Tuesday, July 5, 2011
Drawing and Photography
"Dear Jean-Xavier de Combeloup,
Thanks so much for sending me this drawing. It is illuminating the wall of my bedroom, in my Taormina house, Piazza San Domenico... I could almost regret I did not spend more energy in learning the art of painting, and that I chose to devote myself to photography, this modern and mechanic art. Your drawing is unique... My photographs could be reproduced in many copies, even if each print has its own material features... Walter Benjamin, a German like me, wrote a beautiful text about the status of art in the age of mechanic reproduction...
My photographs are a window towards an horizon, towards a gaze, towards an obvious frame, a contrast, black and white, light and shade.
Your drawings, dear Jean-Xavier, have other qualities... I like in them what is indefinite, what is just a sketch, I love the blurred aura around the outlines of a body, between black, red and white... I love too the perfect pose, the languidness of the body as well as the gaze's acuity, the skin velvety as well as the shades' gradation, the smoothness of the chest as well as the lips expression, half-closed, half-open, just silent before expressing, perhaps, a few loving words...
Just like me, you read Strato and Theocritus, Ovid and Plato, and you dreamt about Alcibiades and about Antinoos as well, and about all the young shepherds who inspired Arcadian dreams...
Desire is just a particular hamonic, through which some pictures are vibrating to the gaze, my photographs, sometimes, your drawings, quite often...

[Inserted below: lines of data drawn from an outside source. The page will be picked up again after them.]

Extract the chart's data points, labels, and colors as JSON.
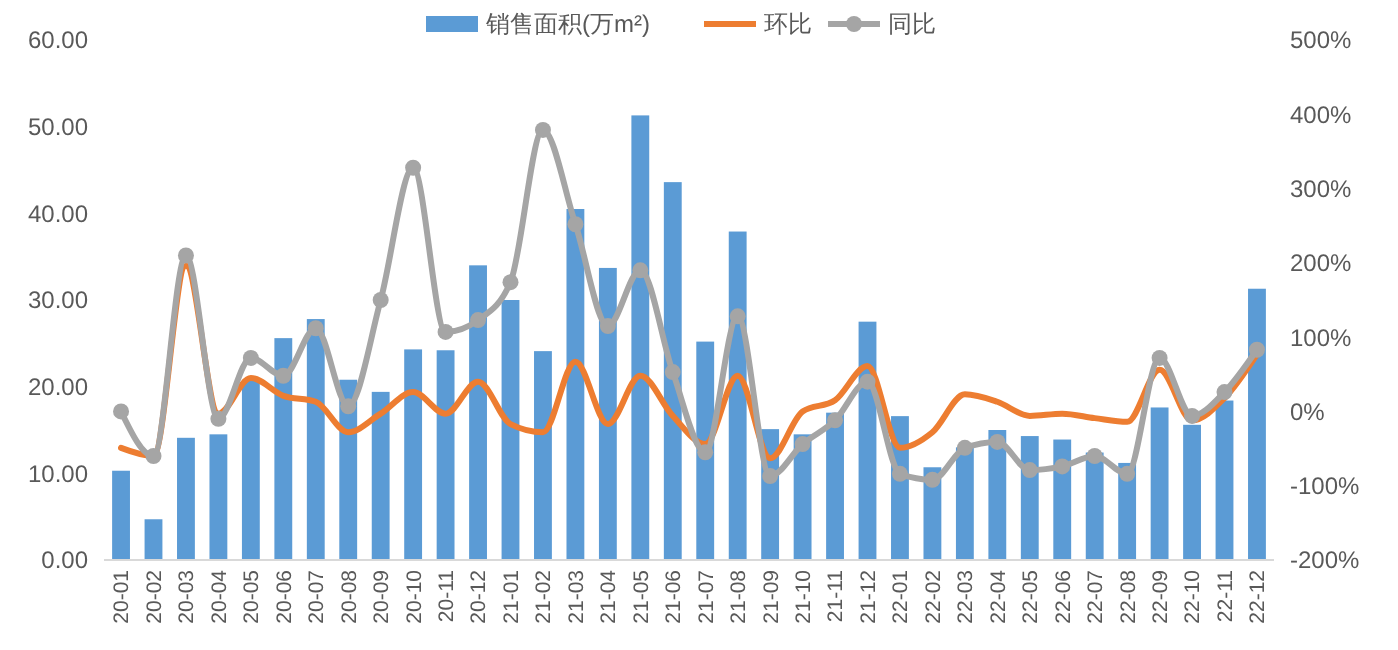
{
  "chart_data": {
    "type": "bar",
    "categories": [
      "20-01",
      "20-02",
      "20-03",
      "20-04",
      "20-05",
      "20-06",
      "20-07",
      "20-08",
      "20-09",
      "20-10",
      "20-11",
      "20-12",
      "21-01",
      "21-02",
      "21-03",
      "21-04",
      "21-05",
      "21-06",
      "21-07",
      "21-08",
      "21-09",
      "21-10",
      "21-11",
      "21-12",
      "22-01",
      "22-02",
      "22-03",
      "22-04",
      "22-05",
      "22-06",
      "22-07",
      "22-08",
      "22-09",
      "22-10",
      "22-11",
      "22-12"
    ],
    "series": [
      {
        "name": "销售面积(万m²)",
        "color": "#5b9bd5",
        "values": [
          10.3,
          4.7,
          14.1,
          14.5,
          20.8,
          25.6,
          27.8,
          20.8,
          19.4,
          24.3,
          24.2,
          34.0,
          30.0,
          24.1,
          40.5,
          33.7,
          51.3,
          43.6,
          25.2,
          37.9,
          15.1,
          14.5,
          17.0,
          27.5,
          16.6,
          10.7,
          13.0,
          15.0,
          14.3,
          13.9,
          12.4,
          11.2,
          17.6,
          15.6,
          18.4,
          31.3
        ]
      },
      {
        "name": "环比",
        "type": "line",
        "axis": "y2",
        "color": "#ed7d31",
        "marker": "none",
        "values": [
          -49,
          -60,
          196,
          -3,
          45,
          21,
          13,
          -28,
          -3,
          26,
          -3,
          40,
          -17,
          -28,
          67,
          -17,
          48,
          -6,
          -44,
          48,
          -63,
          0,
          15,
          61,
          -49,
          -28,
          23,
          13,
          -6,
          -3,
          -9,
          -14,
          56,
          -12,
          18,
          77
        ]
      },
      {
        "name": "同比",
        "type": "line",
        "axis": "y2",
        "color": "#a5a5a5",
        "marker": "circle",
        "values": [
          0,
          -60,
          210,
          -10,
          72,
          48,
          112,
          7,
          150,
          328,
          107,
          123,
          174,
          379,
          252,
          115,
          190,
          53,
          -55,
          128,
          -87,
          -44,
          -12,
          40,
          -84,
          -92,
          -49,
          -41,
          -79,
          -74,
          -60,
          -84,
          72,
          -6,
          26,
          83
        ]
      }
    ],
    "ylim": [
      0,
      60
    ],
    "yticks": [
      {
        "value": 0,
        "label": "0.00"
      },
      {
        "value": 10,
        "label": "10.00"
      },
      {
        "value": 20,
        "label": "20.00"
      },
      {
        "value": 30,
        "label": "30.00"
      },
      {
        "value": 40,
        "label": "40.00"
      },
      {
        "value": 50,
        "label": "50.00"
      },
      {
        "value": 60,
        "label": "60.00"
      }
    ],
    "y2lim": [
      -200,
      500
    ],
    "y2ticks": [
      {
        "value": -200,
        "label": "-200%"
      },
      {
        "value": -100,
        "label": "-100%"
      },
      {
        "value": 0,
        "label": "0%"
      },
      {
        "value": 100,
        "label": "100%"
      },
      {
        "value": 200,
        "label": "200%"
      },
      {
        "value": 300,
        "label": "300%"
      },
      {
        "value": 400,
        "label": "400%"
      },
      {
        "value": 500,
        "label": "500%"
      }
    ],
    "grid": false,
    "legend": "top"
  }
}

There is no desire without an horizon... There is no beauty that cannot inspire desire... There is no desire if one is unable to listen to beauty... women, men, young men, some human beings allow this music to be heard... Looking at is listening to... One cannot desire without loving music, without loving silence...
Yours, as always,
Wilhelm von Gloeden"
Von Gloeden Archive, Letter from W. von Gloeden to J.X. de Combeloup, date unknown, call number: special request 0123.